The prepuce is split, the flaps are turned back and brought together on the ventral aspect of the phallus so that the remainder of the prepuce forms an irregular mass of tissue of considerable size projecting beyond the glans.3

This practice, so extraordinary as to suggest that it was not invented twice, is represented on a very early Egyptian slate palette, reproduced by Seligman.4

The custom of killing African kings when they begin to show signs of physical decay (gray hair, loss of teeth, loss of sexual power, etc.), mentioned in Chap. XIV, represents the magical concept that the king symbolizes and mediates all blessings—crops, cattle, rain, the fertility of the earth and of women—and that as he declines these blessings will decline. A practice of this general kind might originate independently many times. The concept resembles that of Indian manitou and Polynesian roana, but in Africa the practice is more or less bound up with the belief that the king incarnates a particular divinity, and its concentration in Africa and the practical identity of the pattern in many regions seem to indicate extensive diffusion, as was doubtless the case with the mana and manitou formulations of the concept.

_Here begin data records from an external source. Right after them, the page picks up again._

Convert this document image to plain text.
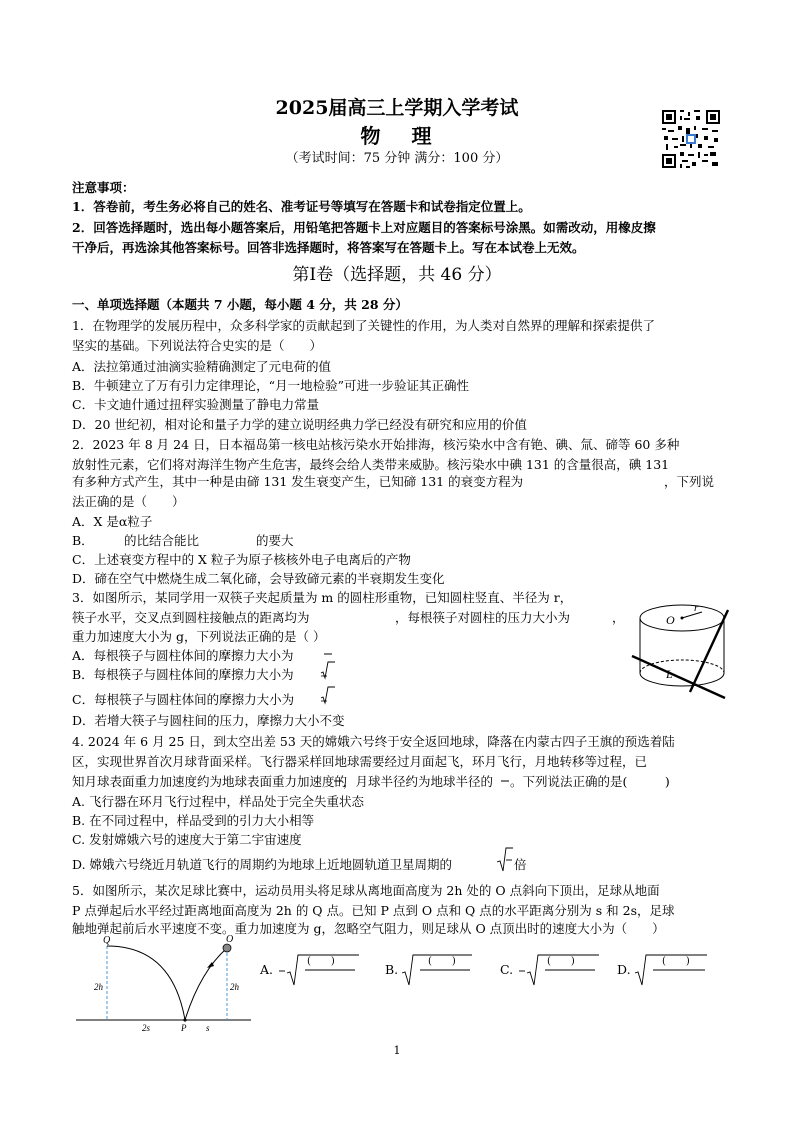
2025届高三上学期入学考试
物 理
（考试时间：75 分钟 满分：100 分）
注意事项：
1．答卷前，考生务必将自己的姓名、准考证号等填写在答题卡和试卷指定位置上。
2．回答选择题时，选出每小题答案后，用铅笔把答题卡上对应题目的答案标号涂黑。如需改动，用橡皮擦
干净后，再选涂其他答案标号。回答非选择题时，将答案写在答题卡上。写在本试卷上无效。
第Ⅰ卷（选择题，共 46 分）
一、单项选择题（本题共 7 小题，每小题 4 分，共 28 分）
1．在物理学的发展历程中，众多科学家的贡献起到了关键性的作用，为人类对自然界的理解和探索提供了
坚实的基础。下列说法符合史实的是（　　）
A．法拉第通过油滴实验精确测定了元电荷的值
B．牛顿建立了万有引力定律理论，“月一地检验”可进一步验证其正确性
C．卡文迪什通过扭秤实验测量了静电力常量
D．20 世纪初，相对论和量子力学的建立说明经典力学已经没有研究和应用的价值
2．2023 年 8 月 24 日，日本福岛第一核电站核污染水开始排海，核污染水中含有铯、碘、氚、碲等 60 多种
放射性元素，它们将对海洋生物产生危害，最终会给人类带来威胁。核污染水中碘 131 的含量很高，碘 131
有多种方式产生，其中一种是由碲 131 发生衰变产生，已知碲 131 的衰变方程为	，下列说
法正确的是（　　）
A．X 是α粒子
B． 的比结合能比	的要大
C．上述衰变方程中的 X 粒子为原子核核外电子电离后的产物
D．碲在空气中燃烧生成二氧化碲，会导致碲元素的半衰期发生变化
3．如图所示，某同学用一双筷子夹起质量为 m 的圆柱形重物，已知圆柱竖直、半径为 r，
筷子水平，交叉点到圆柱接触点的距离均为	，每根筷子对圆柱的压力大小为	，
重力加速度大小为 g，下列说法正确的是（ ）
A．每根筷子与圆柱体间的摩擦力大小为
B．每根筷子与圆柱体间的摩擦力大小为
C．每根筷子与圆柱体间的摩擦力大小为
D．若增大筷子与圆柱间的压力，摩擦力大小不变
O
r
L
4. 2024 年 6 月 25 日，到太空出差 53 天的嫦娥六号终于安全返回地球，降落在内蒙古四子王旗的预选着陆
区，实现世界首次月球背面采样。飞行器采样回地球需要经过月面起飞，环月飞行，月地转移等过程，已
知月球表面重力加速度约为地球表面重力加速度的
，月球半径约为地球半径的 。下列说法正确的是(　　　)
A. 飞行器在环月飞行过程中，样品处于完全失重状态
B. 在不同过程中，样品受到的引力大小相等
C. 发射嫦娥六号的速度大于第二宇宙速度
D. 嫦娥六号绕近月轨道飞行的周期约为地球上近地圆轨道卫星周期的	倍
5．如图所示，某次足球比赛中，运动员用头将足球从离地面高度为 2h 处的 O 点斜向下顶出，足球从地面
P 点弹起后水平经过距离地面高度为 2h 的 Q 点。已知 P 点到 O 点和 Q 点的水平距离分别为 s 和 2s，足球
触地弹起前后水平速度不变。重力加速度为 g，忽略空气阻力，则足球从 O 点顶出时的速度大小为（　　）
Q	O
2h	2h
2s	P s
A.
(　　)
B.
(　　)
C.
(　　)
D.
(　　)
1
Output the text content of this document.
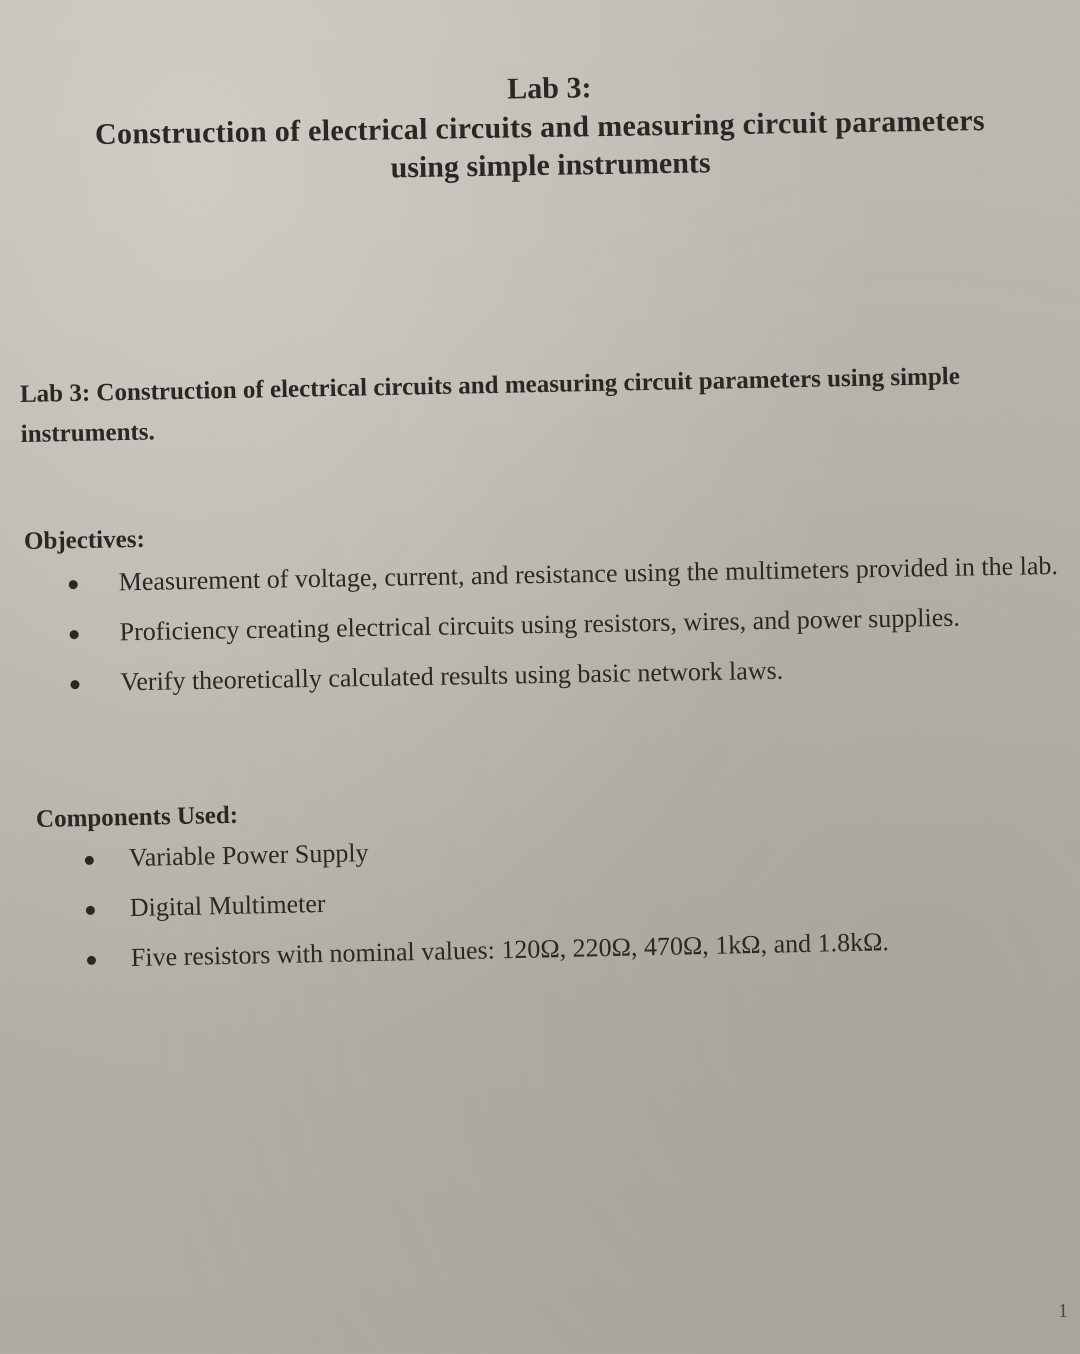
Lab 3:
Construction of electrical circuits and measuring circuit parameters
using simple instruments
Lab 3: Construction of electrical circuits and measuring circuit parameters using simple instruments.

Objectives:

Measurement of voltage, current, and resistance using the multimeters provided in the lab.
Proficiency creating electrical circuits using resistors, wires, and power supplies.
Verify theoretically calculated results using basic network laws.

Components Used:

Variable Power Supply
Digital Multimeter
Five resistors with nominal values: 120Ω, 220Ω, 470Ω, 1kΩ, and 1.8kΩ.
1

Seligman5 has suggested that the practice of killing kings may be represented on an Egyptian relief, which he reproduces, but the arrows shot in that scene are apparently no more than part of a coronation ceremony.6

3Seligman, C.G.n/an/an/an/a, "Ethnic Relationships of the Vanquished Represented on Certain Proto-Egyptian Palettes," . 7: 45.

4Ibid., 43–49.

5Egypt and Negro Africa.

6Cf. Gardiner, "The Nature . . . of . . . Hieroglyphic Writing," 121–126.